« Mon histoire, c’est celle d’un Français, d’un arabe, d’un musulman, d’un gay et de quelqu’un qui a cherché à devenir joueur de football professionnel, jusqu’à ce que je comprenne que c’était pas compatible avec mon homosexualité. »
C’est en ces termes que Ouissem Belgacem parle de lui dans un entretien accordé au site BRUT dans la foulée de la sortie de son autobiographie, écrite en collaboration avec Éléonore Gurrey, où il raconte comment, très tôt dans sa vie, il se sent attiré par les garçons.
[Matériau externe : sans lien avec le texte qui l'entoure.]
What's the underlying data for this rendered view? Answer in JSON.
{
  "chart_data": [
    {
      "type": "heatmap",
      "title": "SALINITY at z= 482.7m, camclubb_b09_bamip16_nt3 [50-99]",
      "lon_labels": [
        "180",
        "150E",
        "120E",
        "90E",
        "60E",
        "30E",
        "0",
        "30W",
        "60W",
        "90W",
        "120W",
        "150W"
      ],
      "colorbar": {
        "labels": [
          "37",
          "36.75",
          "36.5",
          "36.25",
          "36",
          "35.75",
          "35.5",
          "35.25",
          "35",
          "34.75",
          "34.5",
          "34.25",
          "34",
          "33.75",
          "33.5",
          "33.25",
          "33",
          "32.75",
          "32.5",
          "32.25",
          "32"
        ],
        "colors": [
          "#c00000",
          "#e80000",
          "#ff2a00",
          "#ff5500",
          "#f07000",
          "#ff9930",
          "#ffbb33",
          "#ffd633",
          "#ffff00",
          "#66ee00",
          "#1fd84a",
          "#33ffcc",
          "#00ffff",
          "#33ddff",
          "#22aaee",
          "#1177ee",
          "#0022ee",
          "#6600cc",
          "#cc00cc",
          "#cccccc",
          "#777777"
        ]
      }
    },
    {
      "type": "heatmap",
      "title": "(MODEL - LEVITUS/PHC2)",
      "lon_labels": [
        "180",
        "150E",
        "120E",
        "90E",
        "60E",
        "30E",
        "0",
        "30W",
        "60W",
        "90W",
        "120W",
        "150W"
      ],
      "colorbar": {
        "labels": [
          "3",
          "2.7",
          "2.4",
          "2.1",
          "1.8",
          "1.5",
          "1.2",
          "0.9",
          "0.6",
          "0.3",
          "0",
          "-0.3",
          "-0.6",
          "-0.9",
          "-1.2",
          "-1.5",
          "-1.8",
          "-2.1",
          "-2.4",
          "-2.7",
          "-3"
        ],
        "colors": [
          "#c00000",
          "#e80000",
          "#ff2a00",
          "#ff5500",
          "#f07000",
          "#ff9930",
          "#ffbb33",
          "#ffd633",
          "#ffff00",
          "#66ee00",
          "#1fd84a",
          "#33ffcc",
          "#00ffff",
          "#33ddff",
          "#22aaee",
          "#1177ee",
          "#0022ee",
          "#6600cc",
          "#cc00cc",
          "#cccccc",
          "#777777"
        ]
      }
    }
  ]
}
Intégrant dès l’adolescence le Toulouse Football Club, il se bat contre ses penchants, conscient que dans le monde qu’il a choisi d’embrasser l’homophobie est profonde. Il préfère alors le silence pour aller jusqu’au bout de son rêve footballistique. Il portera les couleurs de l’équipe nationale de Tunisie pour une coupe d’Afrique des Nations mais c’est l’équipe de France qui le faisait rêver. Après des mois de tourments psychologiques, il renonce à sa carrière car il sait l’incompatibilité entre foot et homosexualité. Si pendant des années il parvient à refouler son identité, il décide aujourd’hui de faire son coming-out pour faire changer les mentalités dans ce monde du ballon rond où « testostérones, belles filles et belles voitures » sont les attributs nécessaires du joueur accompli.
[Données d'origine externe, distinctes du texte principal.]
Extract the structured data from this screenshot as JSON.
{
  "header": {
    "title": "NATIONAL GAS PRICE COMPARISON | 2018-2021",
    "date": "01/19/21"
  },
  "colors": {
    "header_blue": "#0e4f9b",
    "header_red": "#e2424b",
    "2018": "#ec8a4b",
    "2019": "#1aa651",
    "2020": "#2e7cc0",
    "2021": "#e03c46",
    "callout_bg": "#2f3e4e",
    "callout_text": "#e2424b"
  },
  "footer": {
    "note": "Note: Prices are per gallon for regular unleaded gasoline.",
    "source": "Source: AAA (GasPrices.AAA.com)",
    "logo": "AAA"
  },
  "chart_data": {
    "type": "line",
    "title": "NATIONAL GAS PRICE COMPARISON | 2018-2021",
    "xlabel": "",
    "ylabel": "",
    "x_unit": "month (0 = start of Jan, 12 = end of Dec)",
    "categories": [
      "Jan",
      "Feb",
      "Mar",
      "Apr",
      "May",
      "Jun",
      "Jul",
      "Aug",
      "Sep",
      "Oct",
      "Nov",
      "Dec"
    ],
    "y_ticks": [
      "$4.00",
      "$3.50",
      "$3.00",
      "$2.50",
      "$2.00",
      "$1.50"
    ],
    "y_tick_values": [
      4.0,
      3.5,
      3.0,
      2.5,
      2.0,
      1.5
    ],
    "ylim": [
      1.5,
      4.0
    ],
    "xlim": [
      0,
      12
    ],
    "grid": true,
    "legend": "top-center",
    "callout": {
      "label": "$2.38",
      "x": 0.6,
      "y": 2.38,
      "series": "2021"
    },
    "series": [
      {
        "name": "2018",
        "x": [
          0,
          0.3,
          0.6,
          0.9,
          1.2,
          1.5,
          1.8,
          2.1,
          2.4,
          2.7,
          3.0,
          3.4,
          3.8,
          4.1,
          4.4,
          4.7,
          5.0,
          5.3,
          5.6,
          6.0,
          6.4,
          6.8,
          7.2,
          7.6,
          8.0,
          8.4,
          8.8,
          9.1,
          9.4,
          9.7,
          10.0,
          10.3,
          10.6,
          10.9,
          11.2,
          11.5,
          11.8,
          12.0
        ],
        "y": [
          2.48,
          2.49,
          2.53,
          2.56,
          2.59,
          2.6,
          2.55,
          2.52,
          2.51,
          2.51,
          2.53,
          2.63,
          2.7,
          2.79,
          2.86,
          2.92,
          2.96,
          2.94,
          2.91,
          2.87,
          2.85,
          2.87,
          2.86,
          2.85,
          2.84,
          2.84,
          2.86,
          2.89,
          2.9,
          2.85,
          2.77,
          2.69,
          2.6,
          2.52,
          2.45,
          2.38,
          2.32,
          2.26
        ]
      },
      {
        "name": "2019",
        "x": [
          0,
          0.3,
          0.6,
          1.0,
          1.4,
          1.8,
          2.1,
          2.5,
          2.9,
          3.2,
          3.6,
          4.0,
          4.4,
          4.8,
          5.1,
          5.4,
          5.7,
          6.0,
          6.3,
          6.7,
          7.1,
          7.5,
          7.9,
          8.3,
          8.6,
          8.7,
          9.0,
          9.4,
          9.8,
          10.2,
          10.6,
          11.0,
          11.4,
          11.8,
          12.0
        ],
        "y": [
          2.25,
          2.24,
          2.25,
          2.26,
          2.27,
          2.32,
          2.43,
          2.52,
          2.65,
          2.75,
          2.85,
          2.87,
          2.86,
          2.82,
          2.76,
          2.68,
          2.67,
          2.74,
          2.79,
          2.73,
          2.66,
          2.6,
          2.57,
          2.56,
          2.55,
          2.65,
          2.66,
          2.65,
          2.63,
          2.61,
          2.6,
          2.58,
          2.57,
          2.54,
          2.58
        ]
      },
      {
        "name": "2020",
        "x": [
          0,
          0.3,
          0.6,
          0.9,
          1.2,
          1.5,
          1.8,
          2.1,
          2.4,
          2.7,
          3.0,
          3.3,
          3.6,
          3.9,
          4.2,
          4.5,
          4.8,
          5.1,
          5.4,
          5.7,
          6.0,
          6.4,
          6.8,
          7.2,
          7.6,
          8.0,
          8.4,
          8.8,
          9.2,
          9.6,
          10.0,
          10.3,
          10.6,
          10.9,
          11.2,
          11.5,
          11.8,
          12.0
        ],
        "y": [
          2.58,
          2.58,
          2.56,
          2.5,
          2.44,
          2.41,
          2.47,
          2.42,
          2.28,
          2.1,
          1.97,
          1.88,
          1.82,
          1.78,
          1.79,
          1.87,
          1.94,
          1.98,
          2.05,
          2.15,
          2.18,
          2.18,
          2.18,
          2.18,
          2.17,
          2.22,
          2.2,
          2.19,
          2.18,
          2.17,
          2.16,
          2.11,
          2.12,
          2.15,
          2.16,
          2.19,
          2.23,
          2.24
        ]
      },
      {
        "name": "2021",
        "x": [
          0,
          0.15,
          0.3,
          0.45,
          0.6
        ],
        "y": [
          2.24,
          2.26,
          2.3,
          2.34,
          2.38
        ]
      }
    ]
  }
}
Venir d’un quartier populaire, d’une famille musulmane et évoluer dans le monde professionnel du ballon rond ne permet pas d’assumer son homosexualité
Et c’est ainsi que le jeune Ouissem, pour éviter les remarques, s’invente une vie. Dans le vestiaire, il frime sur ses « conquêtes », des copines qu’il aurait séduit, un homme à femmes éternel célibataire pour ne pas mettre la puce à l’oreille des co-équipiers.
Il se rêve hétéro et va même jusqu’à consulter des psys, les priant de l’aider à changer de sexualité. Tous son unanimes, il doit accepter ce qu’il est. A 20 ans, épuisé par le rôle qu’il joue depuis l’enfance, il décide de renoncer au sport de haut niveau. » J’ai usé toute mon énergie physique et mentale pour vouloir changer. Je devais faire un choix entre mon épanouissement personnel et ma carrière professionnelle pour ma santé mentale. J’étais dans une spirale destructrice. Je m’inventais une vie, des copines… Je faisais tout pour changer mais ce n’est pas possible. » Dira-t-il dans un entretien accordé à RMC Sport. Il avouera aussi, sentant son désir pour les garçons croître avec l’âge, le vivre comme un cancer qui le rongeait.
Aujourd’hui, Ouissem Belgacem reconnait avoir très peu d’encouragement si ce n’est celui de ses proches. Le monde du foot lui exprime son soutien mais du bout des lèvres. Noël Le Graët, le président de la Fédération française de football et représentant de l’UEFA au sein du conseil de la FIFA lui-même s’est dit : « contre l’arrêt des matchs en cas de chants homophobes venus des tribunes. » Ouissem, remarque face aux propos de Le Graët, qu’une opinion homophobe, en France, c’est un délit et doit être sanctionné comme tel. Pour lui, les clubs et la Fédération française de football doivent exiger que les joueurs stars s’impliquent.
Aujourd’hui Ouissem Belgacem est entrepreneur, il a fondé et dirige OnTrack, un organisme de formation professionnelle pour footballeurs et grand public tout en menant son combat contre l’homophobie dans le sport en général et le foot en particulier.